The background
Fighting between President Bashar al-Assad’s government forces and rebels in Aleppo, Syria’s second-city, has intensified. Government forces launched a ground assault on Saturday after a week of sporadic shelling and sorties by fighter jets, reported the BBC. A guerrilla war is under way for control of the city, where rebel fighters are reportedly in control of some suburbs. Some 200,000 people have fled intense fighting in the past two days, the UN has said. Since the beginning of the bloody Syrian conflict, 20,000 people have been killed.
The UN Security Council is divided over Syria, with Russia and China thrice blocking attempts by Western nations to ramp up pressure on Assad. France is due to take over the presidency of the Security Council this week, and Foreign Minister Laurent Fabius has pledged to continue pushing the issue. He called Assad an “executioner” and said he would ask for a ministerial level meeting of Security Council members before the end of the week. US Defence Secretary Leon Panetta, who is on a five day Middle East tour, has also heavily criticised the government’s assault on Aleppo. Pannetta said the latest attack would be “a nail in the coffin” of Assad.
In an interview with The Times (£), Russian Prime Minister Dmitri Medvedev hinted that Moscow’s patience with Assad could be running out, saying “the positions of Russia, the US and Britain are not as sharply different as sometimes suggested. We all start from the position that the worst outcome would be a full civil war in Syria.”
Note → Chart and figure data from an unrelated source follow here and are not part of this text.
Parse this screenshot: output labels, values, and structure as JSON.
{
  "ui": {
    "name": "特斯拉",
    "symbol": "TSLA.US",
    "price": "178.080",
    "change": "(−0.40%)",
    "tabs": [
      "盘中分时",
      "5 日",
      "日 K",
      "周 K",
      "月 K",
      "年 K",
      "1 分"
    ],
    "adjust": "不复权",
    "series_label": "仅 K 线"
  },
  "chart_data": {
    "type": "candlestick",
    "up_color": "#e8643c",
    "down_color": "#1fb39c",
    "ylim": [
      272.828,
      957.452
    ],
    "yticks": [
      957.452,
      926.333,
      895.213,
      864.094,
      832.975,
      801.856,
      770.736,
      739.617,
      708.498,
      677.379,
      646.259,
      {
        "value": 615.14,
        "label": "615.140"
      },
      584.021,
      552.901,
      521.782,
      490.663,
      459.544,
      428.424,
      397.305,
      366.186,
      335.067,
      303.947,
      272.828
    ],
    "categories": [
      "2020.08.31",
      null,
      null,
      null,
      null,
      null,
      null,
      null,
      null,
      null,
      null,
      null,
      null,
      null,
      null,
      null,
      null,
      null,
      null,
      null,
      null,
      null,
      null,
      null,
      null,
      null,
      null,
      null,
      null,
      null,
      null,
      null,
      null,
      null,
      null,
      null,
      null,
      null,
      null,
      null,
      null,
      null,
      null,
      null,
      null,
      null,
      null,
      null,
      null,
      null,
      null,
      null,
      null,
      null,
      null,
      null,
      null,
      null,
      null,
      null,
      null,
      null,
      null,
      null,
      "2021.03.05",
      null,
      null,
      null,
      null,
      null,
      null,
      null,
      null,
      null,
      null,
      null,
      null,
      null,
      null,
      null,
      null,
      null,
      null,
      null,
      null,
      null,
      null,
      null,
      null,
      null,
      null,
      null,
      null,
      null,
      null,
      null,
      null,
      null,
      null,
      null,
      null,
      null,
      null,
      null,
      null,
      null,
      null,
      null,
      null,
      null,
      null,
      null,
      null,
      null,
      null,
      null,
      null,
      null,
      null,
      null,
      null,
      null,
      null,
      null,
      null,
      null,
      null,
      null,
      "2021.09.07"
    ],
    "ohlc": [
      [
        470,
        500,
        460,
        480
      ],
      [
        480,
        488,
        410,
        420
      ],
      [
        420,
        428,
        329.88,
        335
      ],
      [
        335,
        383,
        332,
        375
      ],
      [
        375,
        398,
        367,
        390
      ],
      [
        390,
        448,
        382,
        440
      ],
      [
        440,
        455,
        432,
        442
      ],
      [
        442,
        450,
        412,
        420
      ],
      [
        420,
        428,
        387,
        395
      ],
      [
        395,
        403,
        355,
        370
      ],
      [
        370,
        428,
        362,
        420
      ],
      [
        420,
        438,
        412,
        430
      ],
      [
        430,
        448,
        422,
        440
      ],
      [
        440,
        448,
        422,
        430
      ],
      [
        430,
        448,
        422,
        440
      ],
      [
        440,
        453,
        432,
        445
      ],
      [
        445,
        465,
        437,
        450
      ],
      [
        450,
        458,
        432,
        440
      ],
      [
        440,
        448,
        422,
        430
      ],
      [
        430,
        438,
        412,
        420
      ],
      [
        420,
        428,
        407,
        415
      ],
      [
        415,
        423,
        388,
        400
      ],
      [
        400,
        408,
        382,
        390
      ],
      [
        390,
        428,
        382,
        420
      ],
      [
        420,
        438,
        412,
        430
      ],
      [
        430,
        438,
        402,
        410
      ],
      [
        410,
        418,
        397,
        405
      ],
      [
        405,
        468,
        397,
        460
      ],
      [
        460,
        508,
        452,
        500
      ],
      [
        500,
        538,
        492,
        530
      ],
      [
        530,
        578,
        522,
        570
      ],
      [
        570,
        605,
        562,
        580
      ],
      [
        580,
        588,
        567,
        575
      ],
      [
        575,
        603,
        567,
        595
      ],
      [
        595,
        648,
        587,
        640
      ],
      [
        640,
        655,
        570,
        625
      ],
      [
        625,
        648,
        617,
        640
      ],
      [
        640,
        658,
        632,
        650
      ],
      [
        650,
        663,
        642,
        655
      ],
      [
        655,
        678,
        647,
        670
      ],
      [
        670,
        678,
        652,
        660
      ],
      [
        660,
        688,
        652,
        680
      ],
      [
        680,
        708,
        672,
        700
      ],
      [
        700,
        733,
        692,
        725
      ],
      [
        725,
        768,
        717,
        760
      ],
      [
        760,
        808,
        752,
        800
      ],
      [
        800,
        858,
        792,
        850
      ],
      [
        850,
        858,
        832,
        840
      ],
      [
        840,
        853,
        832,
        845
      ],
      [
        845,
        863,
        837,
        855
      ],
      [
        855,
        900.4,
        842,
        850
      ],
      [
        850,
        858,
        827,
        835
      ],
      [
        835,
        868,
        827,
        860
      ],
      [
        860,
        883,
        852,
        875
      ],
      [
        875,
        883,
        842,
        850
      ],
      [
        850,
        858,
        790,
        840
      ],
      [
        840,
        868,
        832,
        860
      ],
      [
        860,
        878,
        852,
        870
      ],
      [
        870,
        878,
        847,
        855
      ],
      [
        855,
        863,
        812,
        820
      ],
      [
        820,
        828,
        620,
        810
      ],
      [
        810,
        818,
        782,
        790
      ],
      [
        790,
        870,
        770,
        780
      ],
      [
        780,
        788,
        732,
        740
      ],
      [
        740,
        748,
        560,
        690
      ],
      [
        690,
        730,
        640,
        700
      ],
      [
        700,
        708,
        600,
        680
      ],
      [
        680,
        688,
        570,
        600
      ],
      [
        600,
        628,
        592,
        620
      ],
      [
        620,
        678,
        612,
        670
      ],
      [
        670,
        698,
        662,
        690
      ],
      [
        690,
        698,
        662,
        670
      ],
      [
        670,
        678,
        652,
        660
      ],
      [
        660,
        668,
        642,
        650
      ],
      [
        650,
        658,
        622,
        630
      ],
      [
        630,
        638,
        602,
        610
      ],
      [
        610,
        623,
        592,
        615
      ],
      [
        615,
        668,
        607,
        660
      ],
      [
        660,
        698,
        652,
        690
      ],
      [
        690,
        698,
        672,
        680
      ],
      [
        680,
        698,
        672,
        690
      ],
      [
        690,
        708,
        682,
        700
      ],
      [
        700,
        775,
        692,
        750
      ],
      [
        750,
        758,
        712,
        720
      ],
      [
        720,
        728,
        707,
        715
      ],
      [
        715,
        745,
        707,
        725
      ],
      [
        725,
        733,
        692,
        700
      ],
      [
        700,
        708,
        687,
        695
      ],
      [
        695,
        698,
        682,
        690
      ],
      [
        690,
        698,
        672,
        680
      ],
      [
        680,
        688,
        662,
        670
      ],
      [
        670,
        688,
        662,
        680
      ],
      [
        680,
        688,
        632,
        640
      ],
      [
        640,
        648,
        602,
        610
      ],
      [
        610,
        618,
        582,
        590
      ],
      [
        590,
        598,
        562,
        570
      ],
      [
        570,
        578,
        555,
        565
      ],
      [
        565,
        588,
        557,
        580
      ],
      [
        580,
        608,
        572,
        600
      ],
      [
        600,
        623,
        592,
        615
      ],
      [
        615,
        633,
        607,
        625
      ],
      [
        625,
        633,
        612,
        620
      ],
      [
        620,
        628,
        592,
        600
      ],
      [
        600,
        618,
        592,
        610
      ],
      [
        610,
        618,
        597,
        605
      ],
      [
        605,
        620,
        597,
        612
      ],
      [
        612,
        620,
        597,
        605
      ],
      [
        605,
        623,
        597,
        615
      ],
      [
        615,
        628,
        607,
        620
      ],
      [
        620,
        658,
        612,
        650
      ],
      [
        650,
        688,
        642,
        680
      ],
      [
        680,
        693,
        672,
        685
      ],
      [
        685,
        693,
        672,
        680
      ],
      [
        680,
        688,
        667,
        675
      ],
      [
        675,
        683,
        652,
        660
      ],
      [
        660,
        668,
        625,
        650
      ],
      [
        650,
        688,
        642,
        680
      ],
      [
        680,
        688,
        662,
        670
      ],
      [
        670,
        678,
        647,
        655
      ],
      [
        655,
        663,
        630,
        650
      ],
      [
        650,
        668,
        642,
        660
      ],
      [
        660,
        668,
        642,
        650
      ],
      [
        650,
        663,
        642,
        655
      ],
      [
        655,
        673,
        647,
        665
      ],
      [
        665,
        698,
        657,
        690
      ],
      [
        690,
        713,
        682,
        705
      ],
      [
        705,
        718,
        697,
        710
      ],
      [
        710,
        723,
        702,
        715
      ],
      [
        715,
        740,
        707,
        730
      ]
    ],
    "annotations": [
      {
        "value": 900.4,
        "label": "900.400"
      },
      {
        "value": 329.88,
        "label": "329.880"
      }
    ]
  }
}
Assad’s departure is a prerequisite of peace
In an editorial, The Times (£) insisted that the sooner “tyrant” Assad goes the better for Syria and the world. “The only peace that Mr Assad is now capable of implementing is that of the concentration camp and the charnel house,” said the newspaper. “The longer that he clings to power, the more certain will be Syria’s agony, the greater the risk that the country will disintegrate along communal lines, and the more worrying the question what may happen to Syria’s stockpiles of chemical weapons. An outlaw regime may create chaos and catastrophe to dwarf the massacres so far visited upon Syria’s people.” The Times said that Medvedev’s new-found “agnosticism” about Assad’s future offers a “sliver of hope” but even without unanimity on the Security Council, “it is imperative that the international community give what help it can to forge a post-Assad future for Syria.”
Syria can be preserved if the West backs the non-violent opposition
Syria “can be preserved by the subtle route of compromise” argued Syria specialist Charles Class at The Guardian’s Comment is free, who said “the choice confronting the world is not between the Assad regime and the opposition, but between two oppositions. One seeks international military intervention to enable it to overthrow the regime. The other strives for change through civil disobedience and dialog and rejects military interference by foreign powers whose hostility to Syria pre-dates their recent discovery of the country’s woes.” Class lamented that “this conflict … born as a peaceful rebellion” has snowballed into a battle between Assad’s unelected dictatorship and violent militias who do not boast a “popular mandate.” Class insisted that the international community must support the opposition who continue to choose the banner over the rifle. “Let Russia bring Assad kicking and screaming to the table, while the US and its allies do the same with the opposition,” suggested Class. “Is that course really less realistic, or less helpful to Syria, than all-out war?”